Intelligent selection
I've always been fascinated by emergence, or the process of complex, sophisticated new "things" emerging out of simpler building blocks. It was the reason I'd picked Computer Engineering as my major in college -- I wanted to understand why computers worked, not just how.
It might seem like a subtle distinction, but I view the how as relatively arbitrary details. Those details can be interesting, but for me the exciting bit is how the different subsystems fit together that create completely different new capabilities at the next order of magnitude up. For example, it's amazing that bits and logic gates are the fundamental units of computation which allow for you to read this blog post that I published on the internet (fun fact: in his master's thesis, Claude Shannon proposed using Boolean algebra to simplify relays, laying the foundation for all of digital computing!).
I've been thinking about this again more recently because the way that we've historically designed software architecture has been a top-down approach: we gather the requirements for the system today and make predictions about where our systems will need to be in the medium-term future, make tradeoffs depending on these requirements, and design the best system possible given constraints like time, cost, staffing, etc. These systems don't emerge, they're intelligently designed.
Contrast that with life, the quintessential example of emergence. For centuries, scientists and philosophers have been perplexed by what makes something alive vs not alive. What allows for life to emerge out of one set of conditions, and not in another?
Imagine a rock and its rigid, highly consistent internal molecular structure, and compare that against the molecular structures in your body which support all of your cells, tissues, organs. How can it be that two objects at the same scale can have such dramatically different levels in internal complexity?

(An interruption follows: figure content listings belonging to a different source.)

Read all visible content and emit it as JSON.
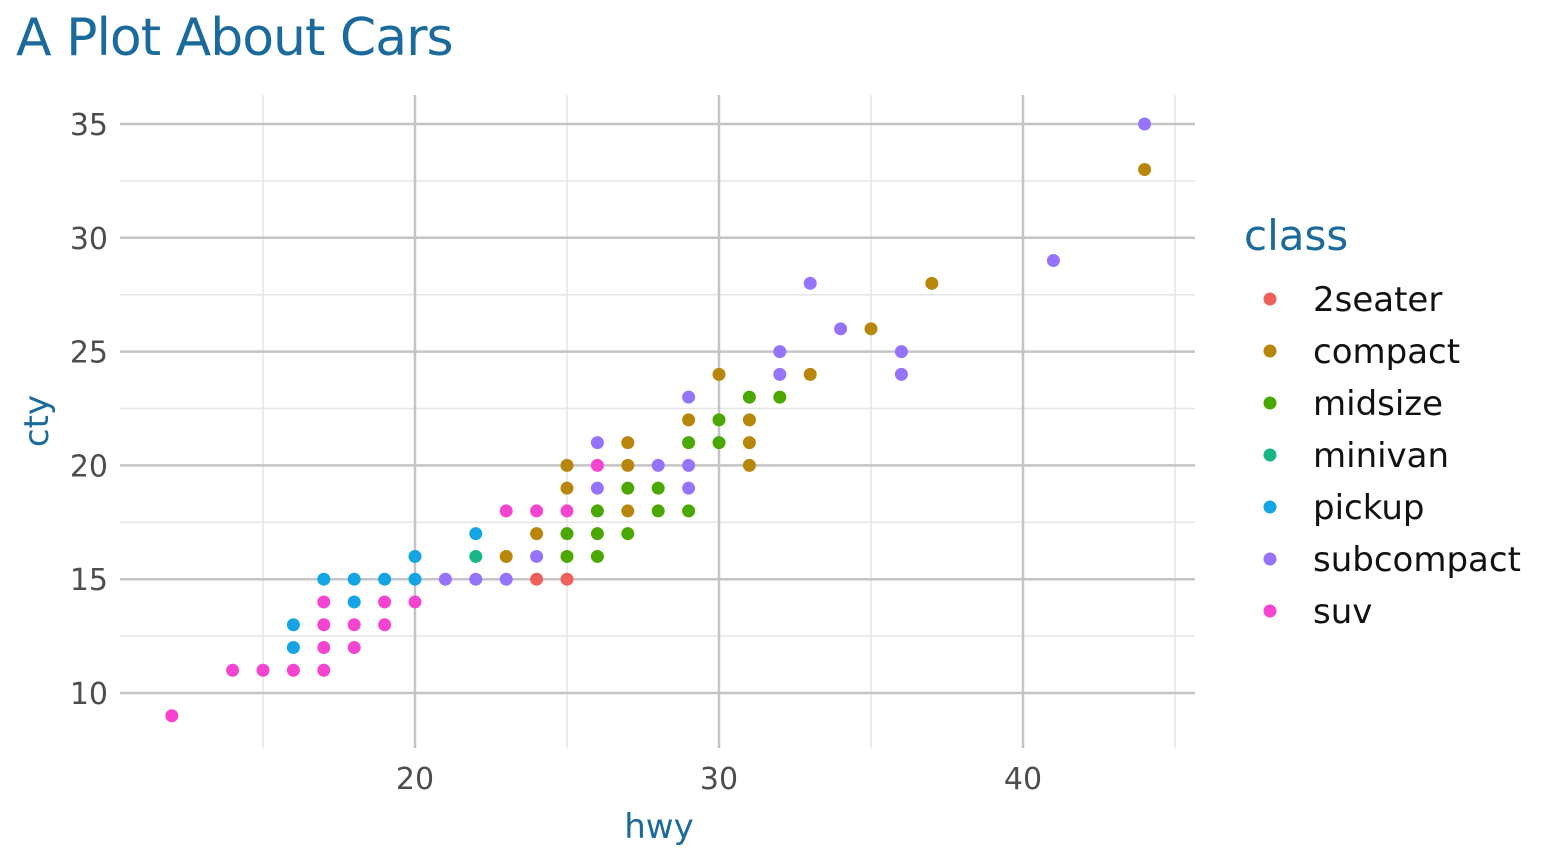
{
  "chart_data": {
    "type": "scatter",
    "title": "A Plot About Cars",
    "xlabel": "hwy",
    "ylabel": "cty",
    "xlim": [
      11,
      45
    ],
    "ylim": [
      8.3,
      36.3
    ],
    "xticks": [
      20,
      30,
      40
    ],
    "yticks": [
      10,
      15,
      20,
      25,
      30,
      35
    ],
    "grid": true,
    "legend": {
      "title": "class",
      "position": "right"
    },
    "classes": [
      {
        "name": "2seater",
        "color": "#F0605A"
      },
      {
        "name": "compact",
        "color": "#B8860B"
      },
      {
        "name": "midsize",
        "color": "#4AA800"
      },
      {
        "name": "minivan",
        "color": "#19B586"
      },
      {
        "name": "pickup",
        "color": "#15A5E4"
      },
      {
        "name": "subcompact",
        "color": "#9573FA"
      },
      {
        "name": "suv",
        "color": "#F545D0"
      }
    ],
    "point_fields": [
      "hwy",
      "cty",
      "class_index"
    ],
    "points": [
      [
        12,
        9,
        6
      ],
      [
        14,
        11,
        6
      ],
      [
        15,
        11,
        6
      ],
      [
        16,
        11,
        6
      ],
      [
        17,
        11,
        6
      ],
      [
        16,
        12,
        4
      ],
      [
        17,
        12,
        6
      ],
      [
        18,
        12,
        6
      ],
      [
        16,
        13,
        4
      ],
      [
        17,
        13,
        6
      ],
      [
        18,
        13,
        6
      ],
      [
        19,
        13,
        6
      ],
      [
        17,
        14,
        6
      ],
      [
        18,
        14,
        4
      ],
      [
        19,
        14,
        6
      ],
      [
        20,
        14,
        6
      ],
      [
        17,
        15,
        4
      ],
      [
        18,
        15,
        4
      ],
      [
        19,
        15,
        4
      ],
      [
        20,
        15,
        4
      ],
      [
        21,
        15,
        5
      ],
      [
        22,
        15,
        5
      ],
      [
        23,
        15,
        5
      ],
      [
        24,
        15,
        0
      ],
      [
        25,
        15,
        0
      ],
      [
        20,
        16,
        4
      ],
      [
        22,
        16,
        3
      ],
      [
        23,
        16,
        1
      ],
      [
        24,
        16,
        5
      ],
      [
        25,
        16,
        2
      ],
      [
        26,
        16,
        2
      ],
      [
        22,
        17,
        4
      ],
      [
        24,
        17,
        1
      ],
      [
        25,
        17,
        2
      ],
      [
        26,
        17,
        2
      ],
      [
        27,
        17,
        2
      ],
      [
        23,
        18,
        6
      ],
      [
        24,
        18,
        6
      ],
      [
        25,
        18,
        6
      ],
      [
        26,
        18,
        2
      ],
      [
        27,
        18,
        1
      ],
      [
        28,
        18,
        2
      ],
      [
        29,
        18,
        2
      ],
      [
        25,
        19,
        1
      ],
      [
        26,
        19,
        5
      ],
      [
        27,
        19,
        2
      ],
      [
        28,
        19,
        2
      ],
      [
        29,
        19,
        5
      ],
      [
        25,
        20,
        1
      ],
      [
        26,
        20,
        6
      ],
      [
        27,
        20,
        1
      ],
      [
        28,
        20,
        5
      ],
      [
        29,
        20,
        5
      ],
      [
        31,
        20,
        1
      ],
      [
        26,
        21,
        5
      ],
      [
        27,
        21,
        1
      ],
      [
        29,
        21,
        2
      ],
      [
        30,
        21,
        2
      ],
      [
        31,
        21,
        1
      ],
      [
        29,
        22,
        1
      ],
      [
        30,
        22,
        2
      ],
      [
        31,
        22,
        1
      ],
      [
        29,
        23,
        5
      ],
      [
        31,
        23,
        2
      ],
      [
        32,
        23,
        2
      ],
      [
        30,
        24,
        1
      ],
      [
        32,
        24,
        5
      ],
      [
        33,
        24,
        1
      ],
      [
        36,
        24,
        5
      ],
      [
        32,
        25,
        5
      ],
      [
        36,
        25,
        5
      ],
      [
        34,
        26,
        5
      ],
      [
        35,
        26,
        1
      ],
      [
        33,
        28,
        5
      ],
      [
        37,
        28,
        1
      ],
      [
        41,
        29,
        5
      ],
      [
        44,
        33,
        1
      ],
      [
        44,
        35,
        5
      ]
    ]
  }
}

So it seems that life in all of its variety, sophistication, and robustness can evolve blindly, but if we build software systems blindly we end up with spaghetti code. It's sort of weird, especially when we are intelligent beings writing this software, and we should be capable of intelligently selecting patterns such that we can do just as well as natural selection, right?
It's not quite that simple. Natural selection, while blind, is a highly intelligent process, but we don't always frame it that way. We take for granted that good adaptations propagate through a population while maladaptive mutations will die out. Once again, we can get into understanding the how of the mechanics for genetic inheritance and expression, but why is this happening?
Well, what makes something intelligent, anyways? I would argue that a system is intelligent if it has a way to store information, which is reflected in the system's behavior. The system should also be able to update the structure of its stored information (aka memory) when presented with meaningful new information. The determination of what is and is not meaningful information is an inherent property of the system, a result of the system's geometry.
For example, base pairs in DNA only have meaning in the context of a cell, can instruct the cell on how to build proteins, is preserved through replication, and can be updated in different environments or by random mutations. DNA is causal, it affects the function of the system, and it is selected for via natural selection. Less effective DNA will die off in a population.
So natural selection is intelligent because it stores, tests, and refines information across generations. The mere existence of the cell already tells us that its system had been selected for. The cell's memory, in the form of its DNA and other protein structures, encode the lineage that the cell had taken to exist in this point in time.
Back to the original question: what is a reproducing cell doing that a human writing spaghetti code isn't? Spaghetti code may temporarily be selected for since it can be faster to implement, but generally will not stand the test of time. Either the codebase will be matured by future maintainers, or the tech debt will catch up to the codebase's ability to evolve and extend, perhaps resulting in deprecation.
Well-designed software systems are typically designed top-down because the timescale of codebases is much smaller than the timescale of natural selection. Rather than blindly searching for an optimal implementation, we can reason forward within the problem space as we understand it, whereas natural selection explores by trial and error across generations.
We can thus view emergence as a search problem: given the set of possible configurations for a set of building blocks, what are the viable objects that can be produced by these building blocks? Which objects are good designs, and which objects are completely defective? Life converges on at least a local maximum of good design because it is functional and has successfully evolved more and more intelligent lifeforms over time. But is the current design a global maximum?
As the cost of implementation drops with LLM agents writing the majority of code, we may end up seeing "emergent" software design become a thing. Perhaps agents will implement many versions of a feature and choose the best one, "killing" off the other options. Once a system reaches a certain level of complexity, perhaps Claude will prompt itself to understand its codebase, write up a summary.md, and then prompt another agent to re-implement the codebase from scratch based on the feature set alone.
And if that happens, we may find that the most sophisticated software systems aren't the ones we designed: they're the ones that emerged.